Ah, Beijing. What an interesting, interesting city. Only here have I ever seen smog so bad I can't see the tops of buildings, seen a child pooping on the street from slit pants, and eaten scorpion and silkworm cocoons....
...all on the same walk home.
This city is one of those that really shines in the aspects that many would find its worst. The traffic, smog, congestion, and overall messiness of the street life is what truly makes this place unique. You can literally get lost in the crowd, which I don't think is always a bad thing. The city I can most closely compare it to in my travels is Athens - you never really decide wether you love or hate it, it always shifts in your mind as new aspects of it come out. Both are the capital ofa country drastically changing, both are crowded and dirty, and both bear an incredible vitality in thier messy reality.

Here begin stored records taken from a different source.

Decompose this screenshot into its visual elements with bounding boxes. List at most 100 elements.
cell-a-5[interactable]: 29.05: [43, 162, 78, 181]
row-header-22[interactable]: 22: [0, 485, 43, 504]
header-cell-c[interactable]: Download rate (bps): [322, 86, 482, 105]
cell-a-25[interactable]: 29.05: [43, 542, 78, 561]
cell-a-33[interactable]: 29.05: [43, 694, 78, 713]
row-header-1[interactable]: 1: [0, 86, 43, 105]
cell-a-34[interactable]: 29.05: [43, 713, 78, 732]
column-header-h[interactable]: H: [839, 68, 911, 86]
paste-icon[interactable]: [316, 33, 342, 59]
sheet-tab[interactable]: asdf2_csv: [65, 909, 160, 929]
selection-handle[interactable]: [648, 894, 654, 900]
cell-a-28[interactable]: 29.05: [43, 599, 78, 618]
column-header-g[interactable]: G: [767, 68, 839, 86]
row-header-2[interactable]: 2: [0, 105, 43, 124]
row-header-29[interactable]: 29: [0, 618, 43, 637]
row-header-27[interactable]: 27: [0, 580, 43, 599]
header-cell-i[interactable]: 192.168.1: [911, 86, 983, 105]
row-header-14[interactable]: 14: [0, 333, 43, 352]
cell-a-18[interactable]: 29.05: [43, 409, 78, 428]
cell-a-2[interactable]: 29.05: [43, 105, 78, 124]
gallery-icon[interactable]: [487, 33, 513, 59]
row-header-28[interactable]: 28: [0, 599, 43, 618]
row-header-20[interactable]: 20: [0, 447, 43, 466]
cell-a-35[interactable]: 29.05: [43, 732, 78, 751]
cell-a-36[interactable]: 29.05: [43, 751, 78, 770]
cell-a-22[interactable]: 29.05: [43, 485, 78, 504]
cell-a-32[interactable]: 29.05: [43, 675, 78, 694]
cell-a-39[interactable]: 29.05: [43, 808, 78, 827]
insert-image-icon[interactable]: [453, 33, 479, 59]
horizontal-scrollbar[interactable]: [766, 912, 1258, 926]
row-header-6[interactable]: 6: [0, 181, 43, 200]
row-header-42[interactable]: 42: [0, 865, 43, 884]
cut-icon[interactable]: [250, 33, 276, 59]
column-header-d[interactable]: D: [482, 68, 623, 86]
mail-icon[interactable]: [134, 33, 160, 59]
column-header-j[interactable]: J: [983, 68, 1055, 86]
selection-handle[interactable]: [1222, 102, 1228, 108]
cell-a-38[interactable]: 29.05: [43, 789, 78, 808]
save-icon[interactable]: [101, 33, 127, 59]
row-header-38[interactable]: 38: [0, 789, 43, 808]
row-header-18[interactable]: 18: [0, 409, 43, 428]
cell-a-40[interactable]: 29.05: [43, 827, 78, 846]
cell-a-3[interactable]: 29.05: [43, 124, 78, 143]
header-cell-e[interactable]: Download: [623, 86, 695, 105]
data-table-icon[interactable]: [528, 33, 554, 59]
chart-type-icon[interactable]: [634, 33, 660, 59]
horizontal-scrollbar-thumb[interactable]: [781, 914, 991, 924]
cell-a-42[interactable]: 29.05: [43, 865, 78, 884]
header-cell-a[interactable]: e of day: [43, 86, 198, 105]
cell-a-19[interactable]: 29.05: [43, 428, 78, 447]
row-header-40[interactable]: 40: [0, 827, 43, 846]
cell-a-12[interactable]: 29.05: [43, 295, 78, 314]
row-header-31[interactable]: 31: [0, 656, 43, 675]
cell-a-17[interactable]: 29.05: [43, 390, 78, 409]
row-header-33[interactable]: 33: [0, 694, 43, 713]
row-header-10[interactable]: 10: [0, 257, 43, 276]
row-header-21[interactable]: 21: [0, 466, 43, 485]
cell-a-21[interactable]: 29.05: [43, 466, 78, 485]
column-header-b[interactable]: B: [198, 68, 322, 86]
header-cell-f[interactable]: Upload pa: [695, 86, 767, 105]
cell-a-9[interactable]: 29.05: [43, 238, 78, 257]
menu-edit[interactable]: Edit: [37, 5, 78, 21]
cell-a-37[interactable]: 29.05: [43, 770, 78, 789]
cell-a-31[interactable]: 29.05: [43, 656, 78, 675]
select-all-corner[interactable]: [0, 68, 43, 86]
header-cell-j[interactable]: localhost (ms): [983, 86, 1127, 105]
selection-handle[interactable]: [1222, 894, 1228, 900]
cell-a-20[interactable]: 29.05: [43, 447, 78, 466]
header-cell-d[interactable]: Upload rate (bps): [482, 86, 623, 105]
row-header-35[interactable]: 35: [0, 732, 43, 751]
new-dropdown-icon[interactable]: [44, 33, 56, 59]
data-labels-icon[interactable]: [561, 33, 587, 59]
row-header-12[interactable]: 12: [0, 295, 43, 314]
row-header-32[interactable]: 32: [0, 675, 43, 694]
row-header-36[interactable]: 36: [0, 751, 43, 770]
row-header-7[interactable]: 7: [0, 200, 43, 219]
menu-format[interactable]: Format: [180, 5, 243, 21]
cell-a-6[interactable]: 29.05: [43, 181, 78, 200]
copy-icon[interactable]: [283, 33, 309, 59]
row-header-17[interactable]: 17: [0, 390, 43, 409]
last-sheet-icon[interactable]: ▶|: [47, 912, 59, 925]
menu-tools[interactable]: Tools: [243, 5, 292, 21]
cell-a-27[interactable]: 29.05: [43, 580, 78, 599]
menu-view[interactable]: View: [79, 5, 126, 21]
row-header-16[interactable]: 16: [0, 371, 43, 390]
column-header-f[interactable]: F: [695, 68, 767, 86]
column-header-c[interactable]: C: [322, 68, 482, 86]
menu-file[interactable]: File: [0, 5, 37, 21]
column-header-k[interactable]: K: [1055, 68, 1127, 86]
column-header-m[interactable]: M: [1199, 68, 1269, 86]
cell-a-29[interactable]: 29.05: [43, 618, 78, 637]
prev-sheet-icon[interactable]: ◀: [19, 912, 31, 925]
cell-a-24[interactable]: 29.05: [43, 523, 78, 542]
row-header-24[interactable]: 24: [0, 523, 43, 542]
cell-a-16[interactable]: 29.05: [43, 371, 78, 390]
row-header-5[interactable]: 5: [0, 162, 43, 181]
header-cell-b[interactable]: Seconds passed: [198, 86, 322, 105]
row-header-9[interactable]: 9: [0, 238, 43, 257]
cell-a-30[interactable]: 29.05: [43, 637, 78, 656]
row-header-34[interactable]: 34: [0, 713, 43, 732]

I live in a section of the city called Haidan with all the other Center for Teaching and Learning in China teachers. We teach and take classes at Peking university, the "Harvard of China". It feels pretty powerful to flash my badge to the guards and enter as Chinese tourists snap pictures of thier children standing in front of the West Gate. The children always look bored and the parents ecstatic, as they now have an image of the golden pedestal they wish to place thier child on. Peking University is quintessentially Beijing, in that half of the campus is pristine and historical while the other half is a stark collection of utilitarian barracks.
I am so glad to be able to get on this, as keeping notes of what I did everyday was getting quite challenging. I will update soon with more of my first experiences in the Middle Kingdom.

Soon to come: Teaching English to Chinese Kids, My Great Wall Trip, Tian'anmen Square, Weird Things I have Eaten (So Far)
wang ke (My Chinese name, pronounced waang kewuh)

1 comment:

  1. One thing you have to do while you're in Beijing: Go see the raising of the Chinese flag at Tiananmen Square at Dawn. That was one of the most incredible things I did while I was over there. I wrote about it on Facebook, and posted a video if you want to see it, but it is so completely worth it. You will literally be the only American there, around 4:30 in the morning (or at least that's when it was when I went, whenever dawn is this time of there, go then). One other American and I went, and we had to walk because the subways weren't running yet. There will be thousands and thousands of Chinese there. At dawn, the national anthem plays over the loud speakers, and the flag goes up, then some military units do manoeuvers. All the Chinese will want to take a picture with you, so be ready for that. I'm sure you've been stared at a ton already.